NCC, along with manufacturer and shipper organizations, sent a letter to President Bush asking the Administration to take immediate steps to bring the dollar back down to normal, historic levels as a way to help the ailing U.S. textiles sector.

May 3, 2002
Contact: Marjory Walker
(901) 274-9030

MEMPHIS – Citing the strong dollar’s devastating impact on U.S. textiles, the National Cotton Council is asking the Administration to take immediate steps to bring the dollar back down to normal, historic levels.

A letter to President Bush from the NCC, the American Cotton Shippers Association, the American Textile Manufacturers Institute and six other manufacturing organizations described the strong dollar’s impact on U.S. textiles.

"As you know, the U.S. textile industry is suffering its worst economic crisis since the Great Depression," the letter stated. "Since the dollar began to surge in value in 1997, over 175,000 textile workers have lost their jobs and over 215 textile plants in the United States have closed. We firmly believe that for the textile crisis to end and for the industry to return to health, the United States government must act to return the dollar to its normal, historic range."

The letter pointed to the Asian currency devaluation in 1997-98 and the "strong U.S. dollar" policy instituted at that time as the root causes for the devastation. As of 2001, the dollar had increased in value by an average of 40 percent against the leading Asian textile exporting countries.

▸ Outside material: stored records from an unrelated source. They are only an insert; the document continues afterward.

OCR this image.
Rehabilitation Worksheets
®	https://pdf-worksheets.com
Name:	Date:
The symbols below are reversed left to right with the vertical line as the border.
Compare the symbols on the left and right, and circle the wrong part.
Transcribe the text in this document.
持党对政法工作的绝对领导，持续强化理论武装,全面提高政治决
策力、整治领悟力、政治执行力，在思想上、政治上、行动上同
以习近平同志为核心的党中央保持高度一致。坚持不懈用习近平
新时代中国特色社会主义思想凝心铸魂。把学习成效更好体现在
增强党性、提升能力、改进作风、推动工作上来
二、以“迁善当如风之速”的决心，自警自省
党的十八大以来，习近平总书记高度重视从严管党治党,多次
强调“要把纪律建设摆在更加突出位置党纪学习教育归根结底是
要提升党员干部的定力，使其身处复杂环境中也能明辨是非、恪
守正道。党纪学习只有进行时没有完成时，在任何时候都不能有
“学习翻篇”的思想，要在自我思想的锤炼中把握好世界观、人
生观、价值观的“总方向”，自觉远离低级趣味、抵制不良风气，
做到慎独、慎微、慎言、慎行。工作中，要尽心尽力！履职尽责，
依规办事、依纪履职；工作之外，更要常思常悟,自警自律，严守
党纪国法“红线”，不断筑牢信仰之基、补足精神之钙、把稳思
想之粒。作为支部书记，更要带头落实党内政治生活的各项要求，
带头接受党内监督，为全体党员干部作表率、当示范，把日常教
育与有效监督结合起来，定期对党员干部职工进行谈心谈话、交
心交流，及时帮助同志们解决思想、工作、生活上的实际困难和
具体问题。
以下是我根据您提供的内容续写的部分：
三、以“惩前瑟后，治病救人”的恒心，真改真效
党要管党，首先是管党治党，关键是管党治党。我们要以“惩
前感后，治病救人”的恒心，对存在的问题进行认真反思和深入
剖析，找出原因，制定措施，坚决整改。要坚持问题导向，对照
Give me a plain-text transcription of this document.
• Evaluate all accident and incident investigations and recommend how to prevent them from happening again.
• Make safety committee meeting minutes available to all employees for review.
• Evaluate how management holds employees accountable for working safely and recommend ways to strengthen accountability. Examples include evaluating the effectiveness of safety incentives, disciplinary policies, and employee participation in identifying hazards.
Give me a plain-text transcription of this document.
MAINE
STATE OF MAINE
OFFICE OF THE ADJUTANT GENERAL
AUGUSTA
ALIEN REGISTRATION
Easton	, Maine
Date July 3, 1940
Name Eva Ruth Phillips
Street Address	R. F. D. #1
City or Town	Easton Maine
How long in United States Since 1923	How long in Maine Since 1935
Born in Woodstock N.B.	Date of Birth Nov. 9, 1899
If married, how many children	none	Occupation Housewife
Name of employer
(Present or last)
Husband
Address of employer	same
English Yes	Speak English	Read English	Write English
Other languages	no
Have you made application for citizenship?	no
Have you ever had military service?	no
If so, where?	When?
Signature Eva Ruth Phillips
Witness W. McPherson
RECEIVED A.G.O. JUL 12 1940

Prior to the dollar’s surge, the U.S. textile industry was "enjoying some of its best years in history and recording new highs for shipments, profits and exports."

Since 1997-98, the dollar’s strength has allowed Asian exporters to cut their prices by an average of 23 percent and caused Asian textile and apparel exports to the U.S. to increase by an astonishing 6 billion square meters - a 65 percent increase. As a result, U.S. textile profits have virtually disappeared, shipments have declined by 25 percent or $12 billion, exports have fallen by $2 billion and "a swath of misery has spread across the Southeast," particularly in small towns that have depended for generations on domestic textile manufacturing.

The letter, which noted the negative impact on cotton and wool growers, said that the National Association of Manufacturers estimates that half a million manufacturing jobs have been lost in the last 18 months just from lost export orders. That figure does not include hundreds of thousands of jobs lost because of a surge in artificially low-priced imports.

Other letter co-signers included the Georgia Textile Manufacturers Association, The Association of Georgia’s Textile, Carpet and Consumer Products Manufacturers, the Alabama Textile Manufacturers, the North Carolina Manufacturers Association and the South Carolina Manufacturers Association.